The book should be most useful to readers who are either mathematicians who want to know something about the behavior of their colleagues in a difficult time or to academics from other fields who want to get — via individual biographies — some first notion of how life was like in Nazi Germany. It will be less valuable for professional historians. Still, the book brings one particular aspect of the literature (mostly in German) on the subject to the attention of a broader English-reading public, and also presents some new research by the author himself. Together, these make it a valuable contribution. One hopes that it will create further interest in an important topic in the history of mathematics.


Notes:

[1] The work comes closest to mathematics itself in the appendix, which gives information on the number of articles in the main fields of mathematics that were published in the four leading German mathematical journals between 1933 and 1944. This appendix (pp.493-507) was compiled by Segal's student Beata Smarczynska.

[2] Some exceptions are Landau, Courant, Rado, Blumenthal, and Hausdorff, who were marginalized, expelled, killed or driven to suicide.

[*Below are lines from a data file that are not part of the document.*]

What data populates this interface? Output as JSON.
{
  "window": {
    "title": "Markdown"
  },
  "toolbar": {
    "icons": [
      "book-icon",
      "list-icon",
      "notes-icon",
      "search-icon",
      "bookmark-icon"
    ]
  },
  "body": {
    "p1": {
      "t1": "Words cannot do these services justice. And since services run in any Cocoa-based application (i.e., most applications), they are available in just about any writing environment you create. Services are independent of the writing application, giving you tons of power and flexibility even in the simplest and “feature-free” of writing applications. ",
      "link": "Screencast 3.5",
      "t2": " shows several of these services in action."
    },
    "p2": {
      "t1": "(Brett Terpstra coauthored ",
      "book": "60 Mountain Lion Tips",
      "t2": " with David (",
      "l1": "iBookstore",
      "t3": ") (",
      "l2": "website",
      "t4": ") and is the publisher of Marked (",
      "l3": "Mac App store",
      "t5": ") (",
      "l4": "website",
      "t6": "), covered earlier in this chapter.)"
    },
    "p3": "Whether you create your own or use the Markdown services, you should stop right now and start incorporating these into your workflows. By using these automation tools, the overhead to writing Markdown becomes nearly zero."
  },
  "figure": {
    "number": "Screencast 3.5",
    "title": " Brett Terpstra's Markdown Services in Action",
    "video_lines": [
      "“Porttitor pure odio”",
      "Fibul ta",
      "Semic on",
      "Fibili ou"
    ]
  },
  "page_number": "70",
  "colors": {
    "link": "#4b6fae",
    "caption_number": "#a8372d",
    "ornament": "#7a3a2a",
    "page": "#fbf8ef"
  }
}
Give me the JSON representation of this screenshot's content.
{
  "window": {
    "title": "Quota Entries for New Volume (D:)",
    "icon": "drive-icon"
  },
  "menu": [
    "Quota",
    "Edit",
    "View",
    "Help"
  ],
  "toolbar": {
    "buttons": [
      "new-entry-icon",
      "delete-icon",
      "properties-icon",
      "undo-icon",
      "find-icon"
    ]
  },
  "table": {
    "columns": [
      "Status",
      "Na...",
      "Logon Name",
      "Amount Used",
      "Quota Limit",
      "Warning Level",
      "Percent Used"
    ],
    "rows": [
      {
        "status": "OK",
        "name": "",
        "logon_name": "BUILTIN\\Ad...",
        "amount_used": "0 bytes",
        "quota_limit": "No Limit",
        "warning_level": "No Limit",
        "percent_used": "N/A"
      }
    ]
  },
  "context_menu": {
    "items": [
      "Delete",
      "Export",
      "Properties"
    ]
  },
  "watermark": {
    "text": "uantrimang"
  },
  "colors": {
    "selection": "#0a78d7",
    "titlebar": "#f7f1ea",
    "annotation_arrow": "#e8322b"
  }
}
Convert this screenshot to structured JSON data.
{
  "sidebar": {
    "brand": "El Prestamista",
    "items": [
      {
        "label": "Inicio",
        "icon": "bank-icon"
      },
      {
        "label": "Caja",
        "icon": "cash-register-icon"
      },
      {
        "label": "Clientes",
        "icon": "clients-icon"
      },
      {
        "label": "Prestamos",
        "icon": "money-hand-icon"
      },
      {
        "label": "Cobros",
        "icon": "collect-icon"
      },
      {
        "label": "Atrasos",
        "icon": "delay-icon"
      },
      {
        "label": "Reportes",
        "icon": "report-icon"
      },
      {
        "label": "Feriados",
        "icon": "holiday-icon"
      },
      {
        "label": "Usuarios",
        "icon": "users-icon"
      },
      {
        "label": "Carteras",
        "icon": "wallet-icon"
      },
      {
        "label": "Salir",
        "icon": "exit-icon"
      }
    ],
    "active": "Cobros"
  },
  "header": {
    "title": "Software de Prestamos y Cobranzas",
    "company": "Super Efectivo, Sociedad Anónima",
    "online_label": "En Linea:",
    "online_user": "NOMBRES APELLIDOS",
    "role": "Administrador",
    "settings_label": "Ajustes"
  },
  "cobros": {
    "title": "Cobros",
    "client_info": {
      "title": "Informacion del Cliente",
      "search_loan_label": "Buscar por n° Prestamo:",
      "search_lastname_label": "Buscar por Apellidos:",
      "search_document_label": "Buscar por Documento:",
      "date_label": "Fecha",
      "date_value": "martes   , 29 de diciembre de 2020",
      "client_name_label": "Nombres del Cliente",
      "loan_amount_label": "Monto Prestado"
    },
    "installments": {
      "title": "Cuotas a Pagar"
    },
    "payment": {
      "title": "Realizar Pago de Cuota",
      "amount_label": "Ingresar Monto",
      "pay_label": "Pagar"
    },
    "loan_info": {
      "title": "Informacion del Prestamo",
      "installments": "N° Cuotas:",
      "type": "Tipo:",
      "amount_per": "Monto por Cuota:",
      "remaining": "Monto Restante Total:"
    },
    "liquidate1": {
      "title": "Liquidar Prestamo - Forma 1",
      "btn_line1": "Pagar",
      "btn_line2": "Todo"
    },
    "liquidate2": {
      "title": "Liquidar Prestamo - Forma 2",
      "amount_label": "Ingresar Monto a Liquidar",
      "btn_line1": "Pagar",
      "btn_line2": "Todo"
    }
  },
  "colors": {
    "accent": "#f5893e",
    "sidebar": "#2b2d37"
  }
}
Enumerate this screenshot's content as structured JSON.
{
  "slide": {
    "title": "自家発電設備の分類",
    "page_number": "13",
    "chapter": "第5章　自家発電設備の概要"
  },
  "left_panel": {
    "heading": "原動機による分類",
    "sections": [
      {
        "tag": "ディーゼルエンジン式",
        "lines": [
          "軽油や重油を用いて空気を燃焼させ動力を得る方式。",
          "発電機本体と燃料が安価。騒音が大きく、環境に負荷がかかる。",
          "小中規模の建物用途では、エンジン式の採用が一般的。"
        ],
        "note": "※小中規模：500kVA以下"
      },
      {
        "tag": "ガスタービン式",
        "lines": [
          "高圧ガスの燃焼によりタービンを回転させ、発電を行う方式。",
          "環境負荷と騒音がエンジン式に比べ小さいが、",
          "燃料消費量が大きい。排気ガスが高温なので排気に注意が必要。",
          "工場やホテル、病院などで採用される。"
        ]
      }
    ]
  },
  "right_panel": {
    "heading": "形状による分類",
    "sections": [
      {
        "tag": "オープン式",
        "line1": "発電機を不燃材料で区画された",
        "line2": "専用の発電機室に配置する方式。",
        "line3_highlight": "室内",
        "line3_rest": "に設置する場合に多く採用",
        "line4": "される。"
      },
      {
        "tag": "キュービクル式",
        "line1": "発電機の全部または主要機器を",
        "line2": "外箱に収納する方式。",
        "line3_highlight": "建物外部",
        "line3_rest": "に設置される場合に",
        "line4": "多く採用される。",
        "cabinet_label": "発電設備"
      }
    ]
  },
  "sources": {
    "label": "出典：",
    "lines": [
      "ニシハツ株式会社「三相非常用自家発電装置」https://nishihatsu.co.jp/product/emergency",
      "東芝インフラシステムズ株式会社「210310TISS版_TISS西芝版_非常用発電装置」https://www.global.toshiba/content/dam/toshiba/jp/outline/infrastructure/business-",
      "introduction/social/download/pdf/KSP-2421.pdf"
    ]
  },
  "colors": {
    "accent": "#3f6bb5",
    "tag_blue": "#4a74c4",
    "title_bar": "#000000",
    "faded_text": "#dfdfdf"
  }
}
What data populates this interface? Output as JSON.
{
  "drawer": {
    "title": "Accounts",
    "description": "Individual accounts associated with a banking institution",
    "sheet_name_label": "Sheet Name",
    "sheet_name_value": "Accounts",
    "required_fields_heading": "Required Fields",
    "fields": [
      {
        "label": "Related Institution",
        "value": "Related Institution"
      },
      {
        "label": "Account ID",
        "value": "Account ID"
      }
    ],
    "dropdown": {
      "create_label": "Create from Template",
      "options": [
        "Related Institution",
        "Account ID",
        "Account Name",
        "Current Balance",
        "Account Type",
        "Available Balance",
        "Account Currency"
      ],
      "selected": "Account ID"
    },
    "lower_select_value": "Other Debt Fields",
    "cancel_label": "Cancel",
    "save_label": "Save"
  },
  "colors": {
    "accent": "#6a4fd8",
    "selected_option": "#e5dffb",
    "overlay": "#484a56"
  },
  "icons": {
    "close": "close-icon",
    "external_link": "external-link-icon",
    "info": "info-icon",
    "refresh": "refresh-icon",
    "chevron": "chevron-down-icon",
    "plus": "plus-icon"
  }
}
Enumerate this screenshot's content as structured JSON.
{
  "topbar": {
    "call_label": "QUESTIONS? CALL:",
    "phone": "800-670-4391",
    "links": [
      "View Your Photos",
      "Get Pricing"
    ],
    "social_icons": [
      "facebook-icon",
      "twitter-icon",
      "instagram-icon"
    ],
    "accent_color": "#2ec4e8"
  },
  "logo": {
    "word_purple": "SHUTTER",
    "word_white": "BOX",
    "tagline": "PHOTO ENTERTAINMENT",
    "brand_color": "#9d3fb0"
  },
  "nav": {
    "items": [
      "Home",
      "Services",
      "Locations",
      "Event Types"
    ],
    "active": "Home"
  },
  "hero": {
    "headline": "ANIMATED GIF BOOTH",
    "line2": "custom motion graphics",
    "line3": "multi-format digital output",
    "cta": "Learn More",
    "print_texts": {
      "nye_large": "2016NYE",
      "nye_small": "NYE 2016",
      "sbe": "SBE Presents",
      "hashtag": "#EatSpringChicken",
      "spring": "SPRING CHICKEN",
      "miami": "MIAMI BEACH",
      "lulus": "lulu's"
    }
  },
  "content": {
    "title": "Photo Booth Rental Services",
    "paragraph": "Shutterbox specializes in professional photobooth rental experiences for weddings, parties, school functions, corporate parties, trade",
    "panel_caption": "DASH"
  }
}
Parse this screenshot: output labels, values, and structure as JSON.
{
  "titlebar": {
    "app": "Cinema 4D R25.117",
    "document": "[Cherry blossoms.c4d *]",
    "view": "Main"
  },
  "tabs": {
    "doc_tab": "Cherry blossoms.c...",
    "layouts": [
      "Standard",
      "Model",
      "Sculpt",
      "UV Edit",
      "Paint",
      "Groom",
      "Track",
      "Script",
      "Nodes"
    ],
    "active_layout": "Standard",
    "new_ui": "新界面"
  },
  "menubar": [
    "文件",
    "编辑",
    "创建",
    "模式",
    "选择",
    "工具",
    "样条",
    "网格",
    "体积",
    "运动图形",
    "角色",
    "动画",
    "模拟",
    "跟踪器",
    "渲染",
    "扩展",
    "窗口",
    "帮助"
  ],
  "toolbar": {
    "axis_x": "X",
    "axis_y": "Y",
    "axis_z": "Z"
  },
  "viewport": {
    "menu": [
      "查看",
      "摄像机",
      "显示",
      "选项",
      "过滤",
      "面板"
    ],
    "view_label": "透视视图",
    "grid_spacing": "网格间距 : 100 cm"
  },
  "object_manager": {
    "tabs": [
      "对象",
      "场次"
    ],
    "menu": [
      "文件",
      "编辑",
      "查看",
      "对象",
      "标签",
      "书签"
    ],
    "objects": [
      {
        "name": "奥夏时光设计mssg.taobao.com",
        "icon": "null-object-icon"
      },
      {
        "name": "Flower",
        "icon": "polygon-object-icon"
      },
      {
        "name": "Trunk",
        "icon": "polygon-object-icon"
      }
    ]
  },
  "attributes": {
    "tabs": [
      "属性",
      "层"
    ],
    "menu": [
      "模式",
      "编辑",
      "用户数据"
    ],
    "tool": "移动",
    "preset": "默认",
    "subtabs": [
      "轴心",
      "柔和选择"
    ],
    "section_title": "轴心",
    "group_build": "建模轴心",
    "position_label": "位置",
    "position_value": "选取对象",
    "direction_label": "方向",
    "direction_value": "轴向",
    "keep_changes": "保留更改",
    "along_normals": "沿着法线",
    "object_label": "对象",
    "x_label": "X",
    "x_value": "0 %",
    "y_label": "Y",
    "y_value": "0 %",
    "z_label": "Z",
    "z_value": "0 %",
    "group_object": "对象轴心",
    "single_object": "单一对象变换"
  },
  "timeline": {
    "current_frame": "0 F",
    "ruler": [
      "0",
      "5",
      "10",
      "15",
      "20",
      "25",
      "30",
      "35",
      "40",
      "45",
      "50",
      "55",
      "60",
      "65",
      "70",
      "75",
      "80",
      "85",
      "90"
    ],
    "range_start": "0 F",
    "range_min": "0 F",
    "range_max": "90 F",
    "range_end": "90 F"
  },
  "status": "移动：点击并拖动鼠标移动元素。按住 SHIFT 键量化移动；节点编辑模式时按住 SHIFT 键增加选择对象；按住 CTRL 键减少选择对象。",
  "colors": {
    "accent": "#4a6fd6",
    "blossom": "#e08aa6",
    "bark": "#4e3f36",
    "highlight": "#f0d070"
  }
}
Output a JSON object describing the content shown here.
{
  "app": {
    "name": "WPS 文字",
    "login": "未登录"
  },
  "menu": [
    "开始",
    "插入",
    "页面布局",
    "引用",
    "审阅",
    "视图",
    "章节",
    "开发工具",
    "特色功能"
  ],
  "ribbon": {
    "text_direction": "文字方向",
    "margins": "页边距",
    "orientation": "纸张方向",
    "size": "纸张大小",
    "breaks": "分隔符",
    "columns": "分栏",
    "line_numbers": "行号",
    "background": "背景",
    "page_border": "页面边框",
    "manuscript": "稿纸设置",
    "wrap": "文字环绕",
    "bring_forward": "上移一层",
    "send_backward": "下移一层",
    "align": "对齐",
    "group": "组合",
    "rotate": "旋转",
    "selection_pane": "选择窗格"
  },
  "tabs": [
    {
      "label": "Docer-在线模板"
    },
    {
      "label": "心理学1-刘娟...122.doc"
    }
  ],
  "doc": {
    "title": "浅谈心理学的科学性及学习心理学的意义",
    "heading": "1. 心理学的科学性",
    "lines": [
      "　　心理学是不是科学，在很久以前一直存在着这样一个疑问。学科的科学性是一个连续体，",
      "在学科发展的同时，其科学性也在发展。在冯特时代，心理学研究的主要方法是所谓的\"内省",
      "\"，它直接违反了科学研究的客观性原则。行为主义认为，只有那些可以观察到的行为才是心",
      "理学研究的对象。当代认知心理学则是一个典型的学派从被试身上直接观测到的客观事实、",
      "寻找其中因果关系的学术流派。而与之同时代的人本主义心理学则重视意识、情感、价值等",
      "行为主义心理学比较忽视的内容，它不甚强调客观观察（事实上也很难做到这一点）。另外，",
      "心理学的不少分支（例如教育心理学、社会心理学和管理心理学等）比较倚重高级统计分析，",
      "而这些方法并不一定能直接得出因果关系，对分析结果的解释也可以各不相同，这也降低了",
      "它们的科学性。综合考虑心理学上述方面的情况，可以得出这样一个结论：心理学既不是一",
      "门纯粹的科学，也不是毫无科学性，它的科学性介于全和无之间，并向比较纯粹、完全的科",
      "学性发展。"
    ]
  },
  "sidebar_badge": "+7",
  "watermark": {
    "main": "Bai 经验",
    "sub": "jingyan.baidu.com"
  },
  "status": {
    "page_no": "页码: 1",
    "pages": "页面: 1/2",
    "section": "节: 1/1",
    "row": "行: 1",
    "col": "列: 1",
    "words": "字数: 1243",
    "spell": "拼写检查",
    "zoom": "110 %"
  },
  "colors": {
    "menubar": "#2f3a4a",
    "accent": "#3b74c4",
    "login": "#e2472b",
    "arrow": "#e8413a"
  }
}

Reinhard Siegmund-Schultze (Reinhard.Siegmund-Schultze@hia.no) is a German historian of mathematics, born in Halle 1953. He is currently professor at Agder University College in Kristiansand (Norway). His publications include books (in German) on mathematical reviewing (1993) and on the emigration of mathematicians during NS (1998) as well as (in English) on the support of mathematics by the Rockefeller Foundation (2001).

The table of contents is not available.